Barack Obama wants to assure the American people that he wants an national debate about domestic surveillance, and an honest accounting about and reform of the NSA’s activities. In order to get all of this accomplished, Obama has appointed Director of National Intelligence James Clapper — the man who misled Congress during direct testimony on all of the above — to lead an investigation into the NSA and its surveillance activities. How’s that for a confidence builder?
Whatever the accuracy of the claims of former National Security Agency (NSA) contractor Snowden and Greenwald, the columnist through whom he’s carried out most of his leaks over the past few months, the storm of outrage over allegations that NSA intelligence collection frequently targets the phone calls and emails of US citizens has gotten the attention of President Barack Obama.
Today, Obama ordered Director of National Intelligence James Clapper to name an outside panel to review the United State’s global collection of signals intelligence – meaning its efforts to target phone calls, internet messages, and various forms of electronic communication.
While the letter appears to focus on the risk of leaks and counter-intelligence by enemies, more than on concerns that the Constitution is being violated by NSA dragnets, it’s clear that Obama is worried about the backlash.
Not worried enough, though. The appointment of Clapper comes on the heels of the revelations that he lied to Congress at least once and possibly more often about the nature of the NSA’s surveillance programs, and that he wasn’t the only administration official to do so. This follows the nothing-to-see-here-move-along strategy of “investigations” in the Obama administration, in which the fox investigates the henhouse and finds no crime has been committed.
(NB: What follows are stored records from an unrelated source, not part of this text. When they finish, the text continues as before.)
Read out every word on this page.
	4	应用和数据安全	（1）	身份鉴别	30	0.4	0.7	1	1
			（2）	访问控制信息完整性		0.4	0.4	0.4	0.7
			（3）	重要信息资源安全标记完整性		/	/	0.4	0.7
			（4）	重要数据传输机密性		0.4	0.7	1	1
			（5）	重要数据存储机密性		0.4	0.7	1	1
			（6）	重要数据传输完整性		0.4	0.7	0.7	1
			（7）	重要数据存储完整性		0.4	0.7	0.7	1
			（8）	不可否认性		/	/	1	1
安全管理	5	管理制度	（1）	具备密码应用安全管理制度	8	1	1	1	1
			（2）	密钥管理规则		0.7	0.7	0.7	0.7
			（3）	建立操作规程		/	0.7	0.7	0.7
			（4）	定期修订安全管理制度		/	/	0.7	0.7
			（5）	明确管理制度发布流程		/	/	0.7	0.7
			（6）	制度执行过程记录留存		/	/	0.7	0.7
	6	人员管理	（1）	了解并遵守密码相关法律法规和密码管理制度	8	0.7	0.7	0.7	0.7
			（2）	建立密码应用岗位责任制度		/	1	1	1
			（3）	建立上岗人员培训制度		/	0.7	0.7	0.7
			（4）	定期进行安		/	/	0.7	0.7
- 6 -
The DoJ is currently employing that strategy with its subsidiary DEA on the same issue of warrantless surveillance on Americans, so why not Clapper with the NSA, too?
Count Adam Serwer a skeptic from the Left, too:
Having Clapper lead the Review Group may seem like assigning the alpha fox to check IDs at the door to the hen house. During a Senate hearing in March, Clapper told Oregon Democratic Sen. Ron Wyden that the NSA did not collect Americans’ communications data at all. After former NSA contractor Edward Snowden leaked a court order to the press requesting data for millions of Verizon customers, Clapper admitted to having been “cute” with his response to Wyden.
Clapper’s announcement also places the Review Group’s priorities in a curious order. When Obama described the concept for the review group during a press conference last Friday, he said a group of “outside experts” would “consider how we can maintain the trust of the people, how we can make sure that there absolutely is no abuse in terms of how these surveillance technologies are used, ask how surveillance impacts our foreign policy, particularly in an age when more and more information is becoming public.”
With Obama, public trust was the first priority of the Review Group. Clapper’s announcement placed it last.
Congress should take the reins on this investigation itself. Members from both parties have criticized the administration’s handling of the NSA issue — either the program itself or Obama’s defense of it — which means they have the motivation and the authority to establish their oversight rights and responsibilities. If they were serious about that, though, the Senate has the means to force the program into the light with a nearly 40-year-old law intended to stop executive-branch abuse of power. So far, though, the upper chamber hasn’t dusted off the law once since its passage:
Outspoken members of the Senate Intelligence Committee have said frequently that they wanted to warn the public about the National Security Agency’s sweeping collection of telephone records but the program’s highly classified nature prevented them from making public reference to the programs.
That, however, is not the full story. Buried in the pages of Senate Resolution 400, which established the Senate Select Committee on Intelligence in 1976, is a provision that allows them to try. Across those nearly 40 years, it’s never been used.
The committee’s failure to make use of the provision even once, critics say, underscores a problem with congressional oversight: Congress has proved unwilling to openly question the intelligence agencies’ claims that something must remain secret.
“Clearly, there are some secrets that the government should protect. So it’s serious business,” said former Democratic U.S. Rep. Lee Hamilton, a former chairman of the House Intelligence Committee who co-chaired the government’s investigation of 9/11. “But . . . Congress has been, I think, far too deferential to the president in letting him control the classification system.”
The President sent Clapper to mislead Congress, and just appointed him to lead the investigation into th very topic on which he misled them. If there was ever a time to stop being deferential to the President on matters of classification, we have arrived at it now.